We recognize that there are many ways that the "divided self" can be healed. Such healing took place before the advent of formal psychotherapy through the work of shamans, priests, and other nonprofessional healers (Ellenberger, 1970). Within the psychotherapeutic realm many approaches have been utilized, ranging from persuasion (Dubois, 1904) to psychoanalysis and psychoanalytic psychotherapy (Abse, 1966) and cognitive approaches (Jehu, Klassen, & Gazan, 1985). Within the Ericksonian realm emphasis has been placed on indirect hypnosis, metaphor, and internal resources (Dolan, 1991; Gilligan, 1987; Grove & Panzer, 1989). Hypnobehavioral imagery (Kroger & Fezler, 1976) and hypnoanalytic work (Brown & Fromm, 1986; Crasilneck & Hall, 1975) have also been valuable in dealing with these disorders.

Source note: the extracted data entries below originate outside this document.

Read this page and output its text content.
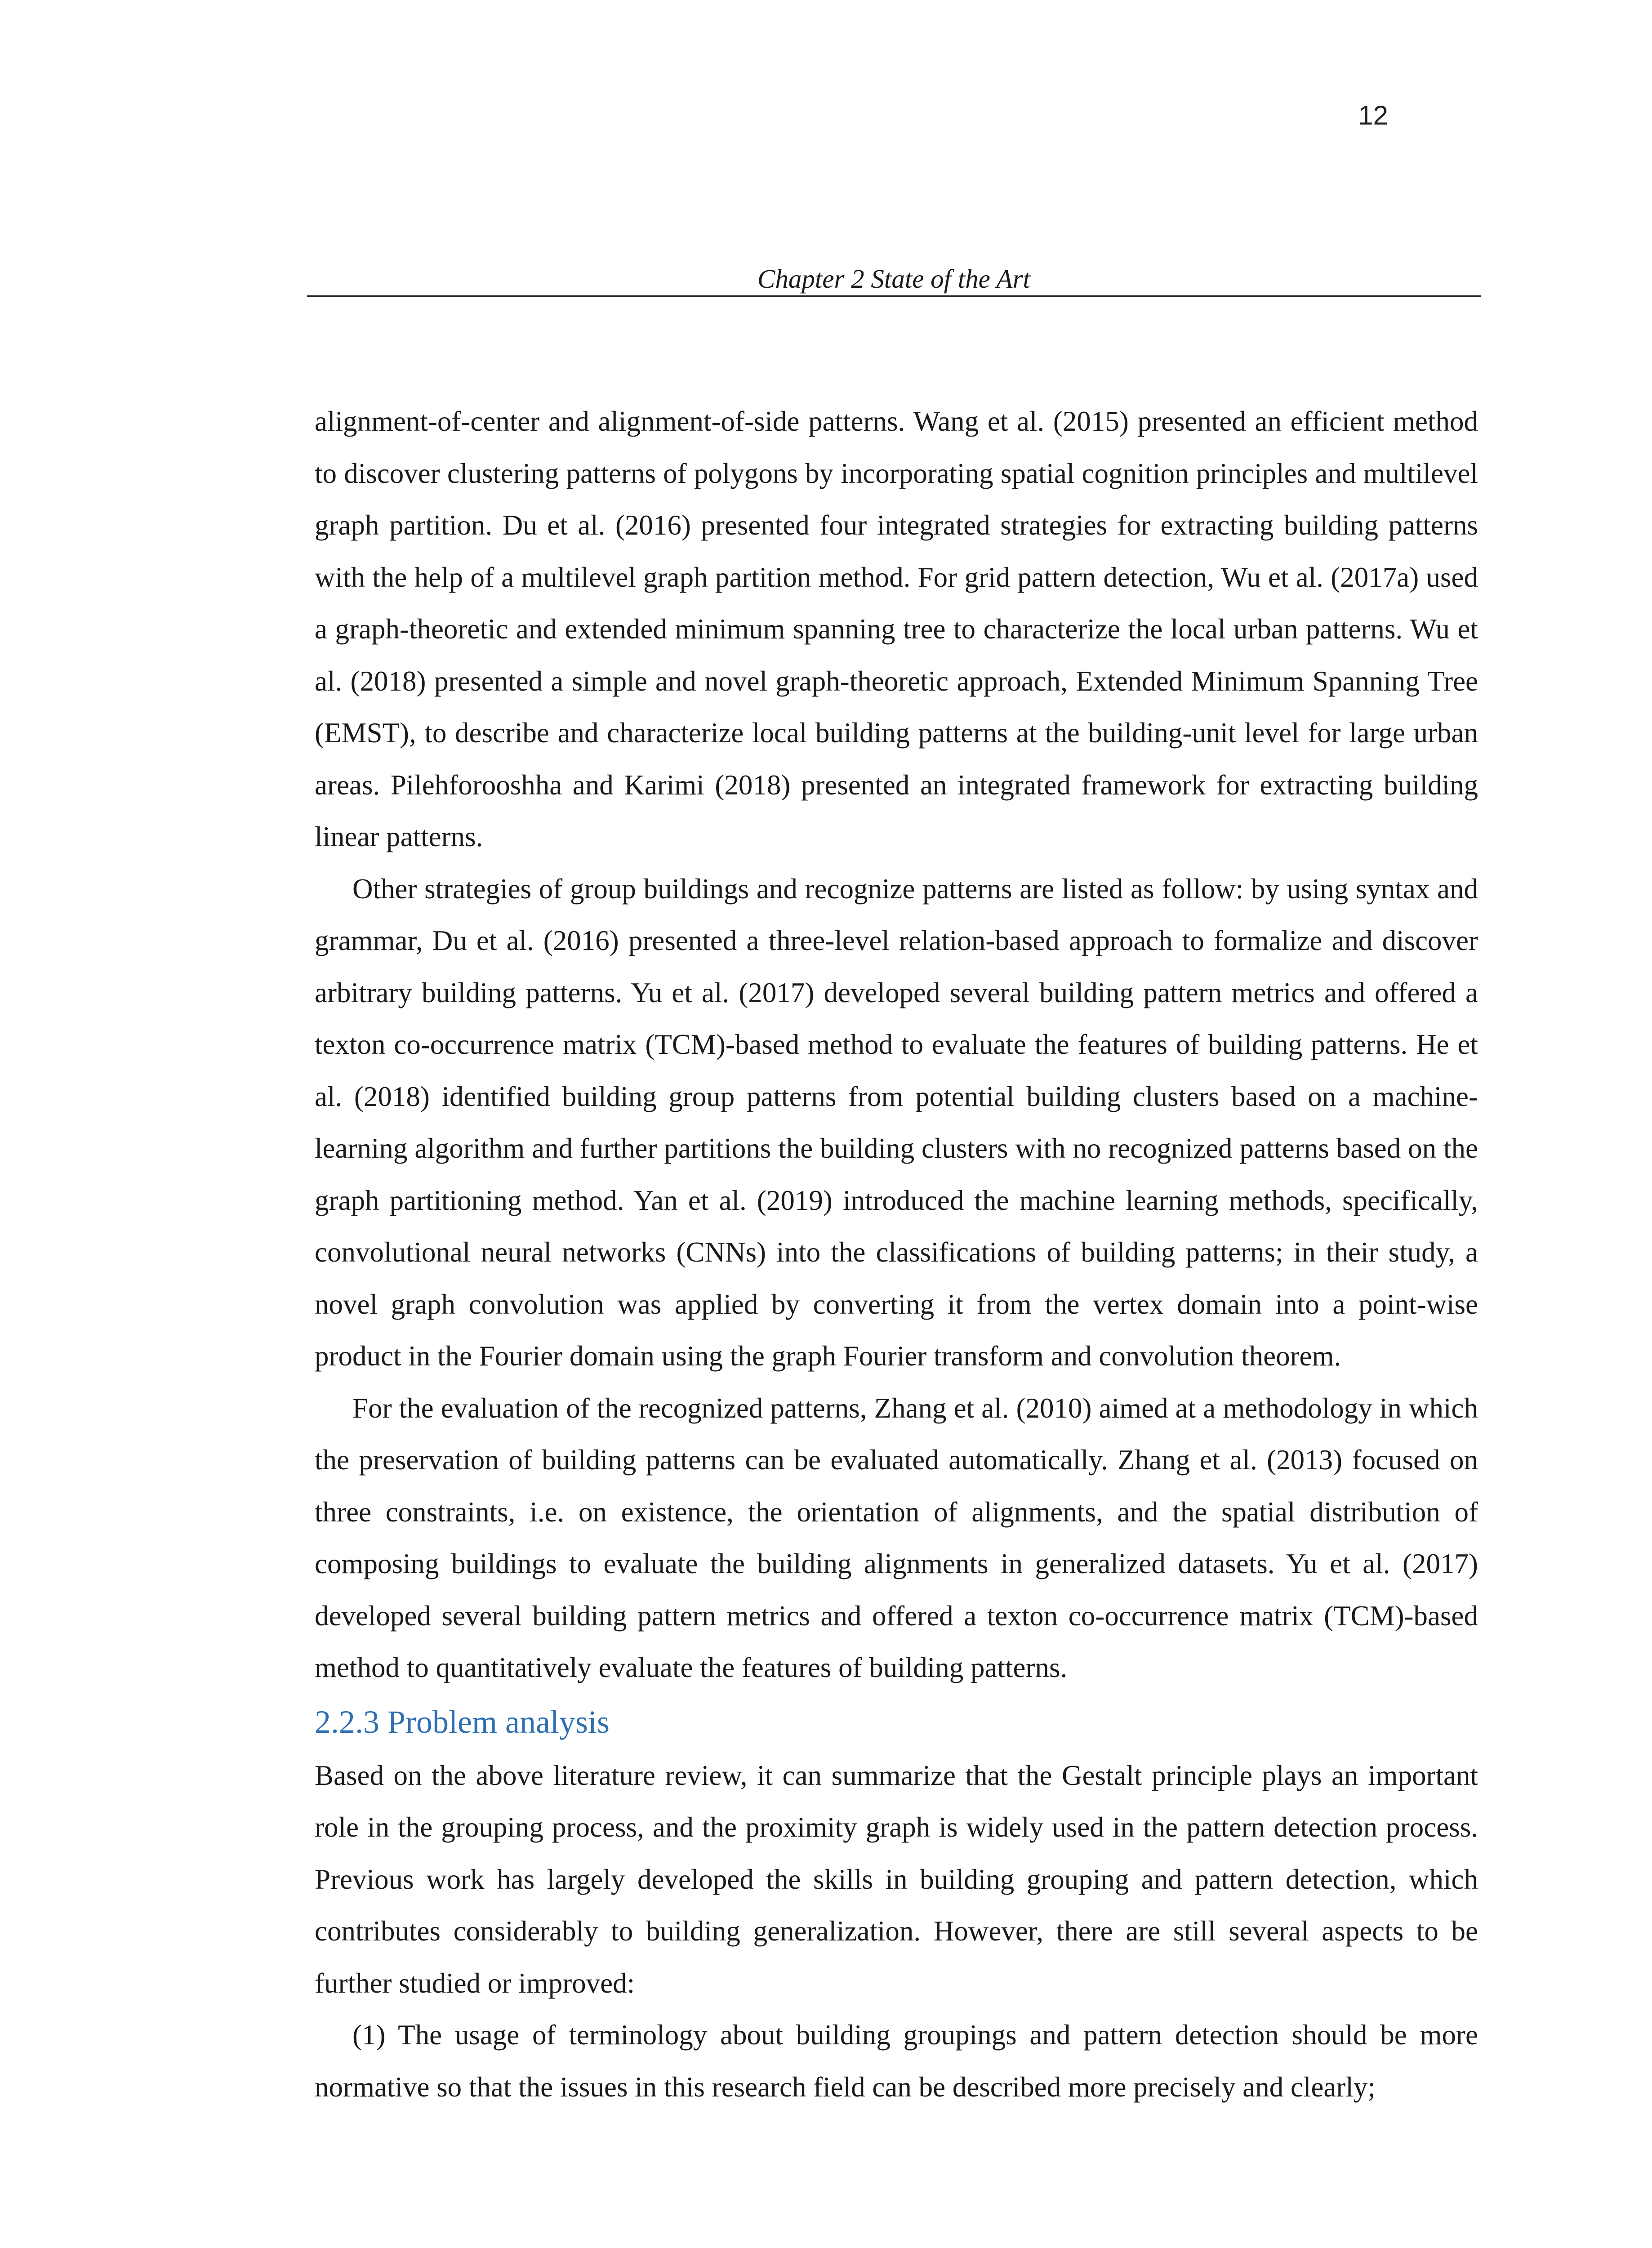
12
Chapter 2 State of the Art

alignment-of-center and alignment-of-side patterns. Wang et al. (2015) presented an efficient method to discover clustering patterns of polygons by incorporating spatial cognition principles and multilevel graph partition. Du et al. (2016) presented four integrated strategies for extracting building patterns with the help of a multilevel graph partition method. For grid pattern detection, Wu et al. (2017a) used a graph-theoretic and extended minimum spanning tree to characterize the local urban patterns. Wu et al. (2018) presented a simple and novel graph-theoretic approach, Extended Minimum Spanning Tree (EMST), to describe and characterize local building patterns at the building-unit level for large urban areas. Pilehforooshha and Karimi (2018) presented an integrated framework for extracting building linear patterns.

Other strategies of group buildings and recognize patterns are listed as follow: by using syntax and grammar, Du et al. (2016) presented a three-level relation-based approach to formalize and discover arbitrary building patterns. Yu et al. (2017) developed several building pattern metrics and offered a texton co-occurrence matrix (TCM)-based method to evaluate the features of building patterns. He et al. (2018) identified building group patterns from potential building clusters based on a machine-learning algorithm and further partitions the building clusters with no recognized patterns based on the graph partitioning method. Yan et al. (2019) introduced the machine learning methods, specifically, convolutional neural networks (CNNs) into the classifications of building patterns; in their study, a novel graph convolution was applied by converting it from the vertex domain into a point-wise product in the Fourier domain using the graph Fourier transform and convolution theorem.

For the evaluation of the recognized patterns, Zhang et al. (2010) aimed at a methodology in which the preservation of building patterns can be evaluated automatically. Zhang et al. (2013) focused on three constraints, i.e. on existence, the orientation of alignments, and the spatial distribution of composing buildings to evaluate the building alignments in generalized datasets. Yu et al. (2017) developed several building pattern metrics and offered a texton co-occurrence matrix (TCM)-based method to quantitatively evaluate the features of building patterns.

2.2.3 Problem analysis

Based on the above literature review, it can summarize that the Gestalt principle plays an important role in the grouping process, and the proximity graph is widely used in the pattern detection process. Previous work has largely developed the skills in building grouping and pattern detection, which contributes considerably to building generalization. However, there are still several aspects to be further studied or improved:

(1) The usage of terminology about building groupings and pattern detection should be more normative so that the issues in this research field can be described more precisely and clearly;
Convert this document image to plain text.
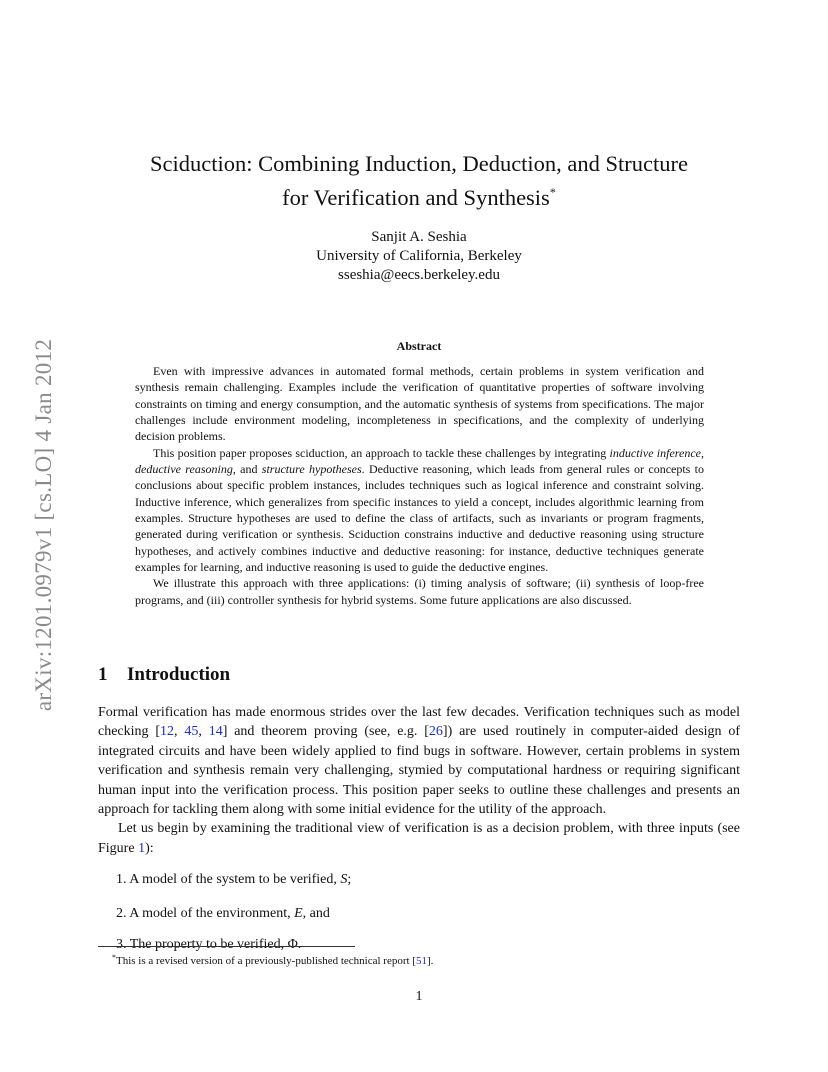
arXiv:1201.0979v1 [cs.LO] 4 Jan 2012
Sciduction: Combining Induction, Deduction, and Structure
for Verification and Synthesis*
Sanjit A. Seshia
University of California, Berkeley
sseshia@eecs.berkeley.edu
Abstract

Even with impressive advances in automated formal methods, certain problems in system verification and synthesis remain challenging. Examples include the verification of quantitative properties of software involving constraints on timing and energy consumption, and the automatic synthesis of systems from specifications. The major challenges include environment modeling, incompleteness in specifications, and the complexity of underlying decision problems.

This position paper proposes sciduction, an approach to tackle these challenges by integrating inductive inference, deductive reasoning, and structure hypotheses. Deductive reasoning, which leads from general rules or concepts to conclusions about specific problem instances, includes techniques such as logical inference and constraint solving. Inductive inference, which generalizes from specific instances to yield a concept, includes algorithmic learning from examples. Structure hypotheses are used to define the class of artifacts, such as invariants or program fragments, generated during verification or synthesis. Sciduction constrains inductive and deductive reasoning using structure hypotheses, and actively combines inductive and deductive reasoning: for instance, deductive techniques generate examples for learning, and inductive reasoning is used to guide the deductive engines.

We illustrate this approach with three applications: (i) timing analysis of software; (ii) synthesis of loop-free programs, and (iii) controller synthesis for hybrid systems. Some future applications are also discussed.

1 Introduction

Formal verification has made enormous strides over the last few decades. Verification techniques such as model checking [12, 45, 14] and theorem proving (see, e.g. [26]) are used routinely in computer-aided design of integrated circuits and have been widely applied to find bugs in software. However, certain problems in system verification and synthesis remain very challenging, stymied by computational hardness or requiring significant human input into the verification process. This position paper seeks to outline these challenges and presents an approach for tackling them along with some initial evidence for the utility of the approach.

Let us begin by examining the traditional view of verification is as a decision problem, with three inputs (see Figure 1):

1. A model of the system to be verified, S;
2. A model of the environment, E, and
3. The property to be verified, Φ.
*This is a revised version of a previously-published technical report [51].
1
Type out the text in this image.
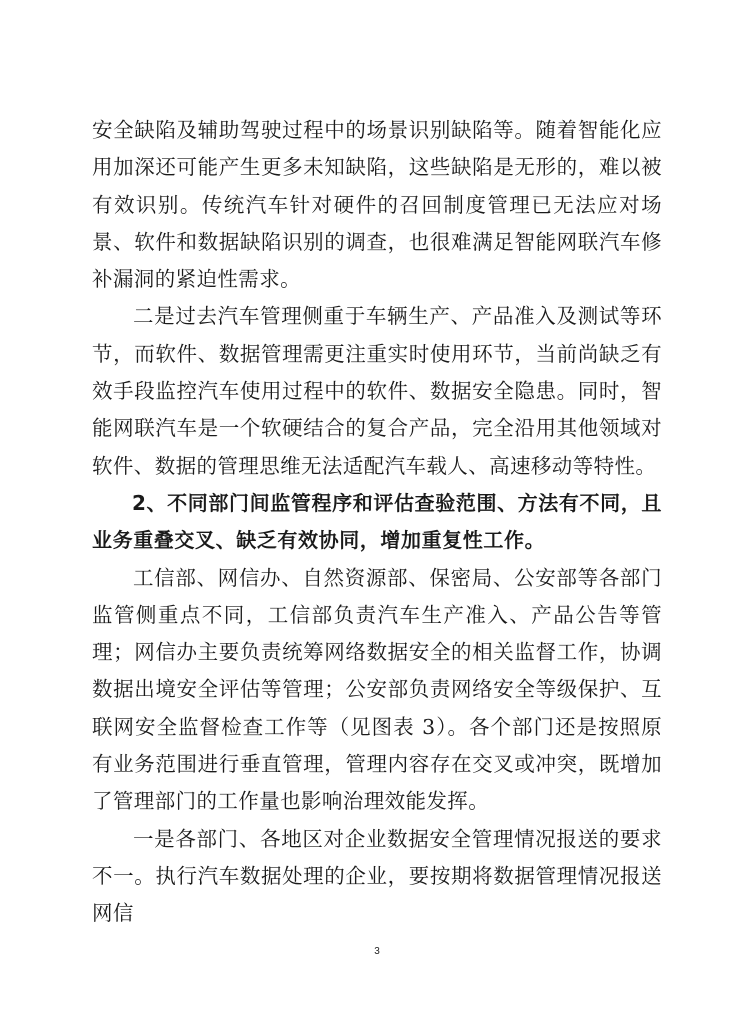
安全缺陷及辅助驾驶过程中的场景识别缺陷等。随着智能化应用加深还可能产生更多未知缺陷，这些缺陷是无形的，难以被有效识别。传统汽车针对硬件的召回制度管理已无法应对场景、软件和数据缺陷识别的调查，也很难满足智能网联汽车修补漏洞的紧迫性需求。

二是过去汽车管理侧重于车辆生产、产品准入及测试等环节，而软件、数据管理需更注重实时使用环节，当前尚缺乏有效手段监控汽车使用过程中的软件、数据安全隐患。同时，智能网联汽车是一个软硬结合的复合产品，完全沿用其他领域对软件、数据的管理思维无法适配汽车载人、高速移动等特性。

2、不同部门间监管程序和评估查验范围、方法有不同，且业务重叠交叉、缺乏有效协同，增加重复性工作。

工信部、网信办、自然资源部、保密局、公安部等各部门监管侧重点不同，工信部负责汽车生产准入、产品公告等管理；网信办主要负责统筹网络数据安全的相关监督工作，协调数据出境安全评估等管理；公安部负责网络安全等级保护、互联网安全监督检查工作等（见图表 3）。各个部门还是按照原有业务范围进行垂直管理，管理内容存在交叉或冲突，既增加了管理部门的工作量也影响治理效能发挥。

一是各部门、各地区对企业数据安全管理情况报送的要求不一。执行汽车数据处理的企业，要按期将数据管理情况报送网信

3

We use both traditional and Ericksonian hypnotherapeutic approaches. Once the treatment parameters are established with the patient, the treatment process involves uncovering the traumata that are presumed to have caused the dissociative symptoms and strengthening the personality sufficiently to establish mastery over and integrate the uncovered material. Hypnosis is of unparalleled assistance in this process because it enables the patient to enter the psychological and biochemical state in which state-dependent learning originally occurred and permits activation of individual ego states for therapeutic work. We endeavor to help personality parts tolerate uncovering and abreaction without retraumatization, to master, renegotiate, and integrate the recollected experiences, to become strengthened, and to mature to such an extent that inner harmony can be restored. The balance between ego-strengthening in the present and uncovering of experiences from the past is critical.

We emphasize utilizing the patient's own internal resources and assist the patient in learning to direct those resources into mind/body discovery, correction, reorganization, and integration. In addition, we encourage interaction with the community, so that the patient learns to reach out beyond herself in appropriate ways and to form strengthening ties with others.